Selamat Tinggal, Dunia.

Rika Kurnia
Chapter #24

Sebuah Permintaan

Setelah kata-kata itu terucap dari bibirmu, "Bulan depan, gue nikah sama Ben." Segalanya terasa berubah. Hening menyelimuti udara di sekitarmu. Hening yang begitu pekat hingga suara dedaunan yang tertiup angin malam seolah menjadi suara yang paling lantang di telinga. Kamu menatap tanah, menghindari tatapan Dunia yang terasa begitu berat. Di kepalamu, kata-kata yang barusan kau ucapkan bergema, menggetarkan hatimu, meski kamu sendiri masih belum benar-benar bisa menerima realitas yang kini tergambar jelas.

Dunia berdiri membelakangimu, tubuhnya kaku seperti batu, seolah-olah pernyataanmu telah membuatnya beku di tempatnya berdiri. Kamu bisa melihat garis punggungnya yang tegang, napasnya yang berusaha tenang tapi tak bisa menipu udara di sekitarnya yang mendadak menjadi lebih dingin. Kamu tahu, setiap kata yang baru saja kamu ucapkan telah menghancurkan harapannya, harapan yang mungkin sudah dia bangun dalam diam, sejak perasaannya padamu tumbuh dan berkembang menjadi sesuatu yang tak lagi bisa dia sembunyikan.

Waktu seperti berjalan lambat, menit demi menit terasa abadi. Kamu duduk di bangku taman, lututmu lemah, sementara perasaan bersalah mulai merayap naik, menggerogoti hatimu sedikit demi sedikit. Kamu merasa sesak. Seandainya waktu bisa berhenti, kamu ingin menghindari semuanya. Dunia—dengan segala kejujuran dan ketulusannya—tidak pantas untuk terluka seperti ini. Tapi, kamu pun tahu, tidak ada jalan lain. Pernikahanmu dengan Ben sudah terlanjur direncanakan. Segalanya sudah dipersiapkan, dan kamu tidak bisa berbalik arah.

Setelah beberapa saat yang terasa seperti selamanya, Dunia akhirnya bergerak. Dengan perlahan, dia berbalik, menghampirimu dengan langkah yang terdengar begitu berat, seolah-olah setiap langkahnya adalah perjuangan melawan perasaan yang berkecamuk di dalam dirinya. Kamu mendongak dan melihat wajahnya yang tak lagi bisa menyembunyikan kesedihan. Mata Dunia, yang selalu tampak hangat dan penuh gairah hidup, kini tampak redup, diliputi oleh duka yang tak terkatakan.

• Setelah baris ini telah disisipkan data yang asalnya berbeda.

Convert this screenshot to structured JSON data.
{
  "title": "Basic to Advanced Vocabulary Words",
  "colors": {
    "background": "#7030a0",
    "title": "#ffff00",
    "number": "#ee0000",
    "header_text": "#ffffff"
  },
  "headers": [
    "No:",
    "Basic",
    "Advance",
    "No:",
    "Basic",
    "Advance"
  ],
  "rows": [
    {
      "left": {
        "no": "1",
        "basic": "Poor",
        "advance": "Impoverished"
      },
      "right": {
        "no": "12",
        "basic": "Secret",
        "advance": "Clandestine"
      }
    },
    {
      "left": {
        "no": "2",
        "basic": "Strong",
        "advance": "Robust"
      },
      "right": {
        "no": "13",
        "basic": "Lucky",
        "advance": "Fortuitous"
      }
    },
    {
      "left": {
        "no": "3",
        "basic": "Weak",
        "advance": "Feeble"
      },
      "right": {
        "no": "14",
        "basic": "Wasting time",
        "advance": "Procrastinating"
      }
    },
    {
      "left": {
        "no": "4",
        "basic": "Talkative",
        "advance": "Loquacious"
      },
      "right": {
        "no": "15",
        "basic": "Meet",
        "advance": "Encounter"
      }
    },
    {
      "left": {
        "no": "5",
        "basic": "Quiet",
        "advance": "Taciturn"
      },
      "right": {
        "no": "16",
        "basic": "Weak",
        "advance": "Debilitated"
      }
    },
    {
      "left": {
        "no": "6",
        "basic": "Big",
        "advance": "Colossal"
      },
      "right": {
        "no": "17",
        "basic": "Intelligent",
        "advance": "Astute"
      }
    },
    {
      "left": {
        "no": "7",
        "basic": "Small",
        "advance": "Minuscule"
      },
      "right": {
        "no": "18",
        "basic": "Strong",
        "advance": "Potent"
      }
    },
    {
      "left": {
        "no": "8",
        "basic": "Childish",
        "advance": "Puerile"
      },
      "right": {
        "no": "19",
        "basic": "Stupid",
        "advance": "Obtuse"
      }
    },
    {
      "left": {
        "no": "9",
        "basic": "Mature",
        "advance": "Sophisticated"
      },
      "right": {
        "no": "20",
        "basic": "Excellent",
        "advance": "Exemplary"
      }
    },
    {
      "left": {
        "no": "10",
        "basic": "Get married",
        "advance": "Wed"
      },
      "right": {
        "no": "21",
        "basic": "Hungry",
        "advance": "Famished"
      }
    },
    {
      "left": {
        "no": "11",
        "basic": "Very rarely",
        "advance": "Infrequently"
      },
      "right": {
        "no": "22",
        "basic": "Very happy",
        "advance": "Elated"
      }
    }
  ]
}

Dia berdiri di hadapanmu, menatapmu dalam-dalam, namun kali ini tatapan itu berbeda. Ada sesuatu yang tak bisa kamu ungkapkan dalam sorot matanya, seolah-olah dia berusaha keras untuk tetap tegar meski di dalam dirinya, segalanya runtuh perlahan.

"Oke ...." Suaranya terdengar serak, hampir seperti bisikan yang dipaksa keluar dari tenggorokan yang tersumbat oleh emosi, "Lo nikah sama Ben bulan depan."

Kamu menahan napas, seolah setiap kata yang diucapkannya menambah beban di dadamu.

"Kalo emang itu udah takdirnya... gue harap lo bahagia sama Ben ... selamanya." Suara Dunia terdengar berat, penuh dengan ketulusan yang menyakitkan. Dia sedang mencoba menerima kenyataan yang paling sulit baginya—kenyataan bahwa kamu bukanlah miliknya, bahwa meskipun perasaannya padamu begitu kuat, takdir kalian telah berjalan di arah yang berbeda.

Tapi sebelum kamu bisa merespons apa pun, sebelum kamu bisa berkata bahwa kamu pun ingin dia bahagia, dia melanjutkan dengan nada yang lebih tegas, nada yang membuat jantungmu kembali berdegup kencang.

"Tapi sekarang ...." Dunia menarik napas dalam-dalam, seolah sedang mempersiapkan diri untuk mengatakan sesuatu yang jauh lebih berat, "Gue cuma butuh tau perasaan lo yang sekarang, La. Apa gak ada sedikitpun perasaan lo ke gue? Perasaan lebih dari sekadar temen."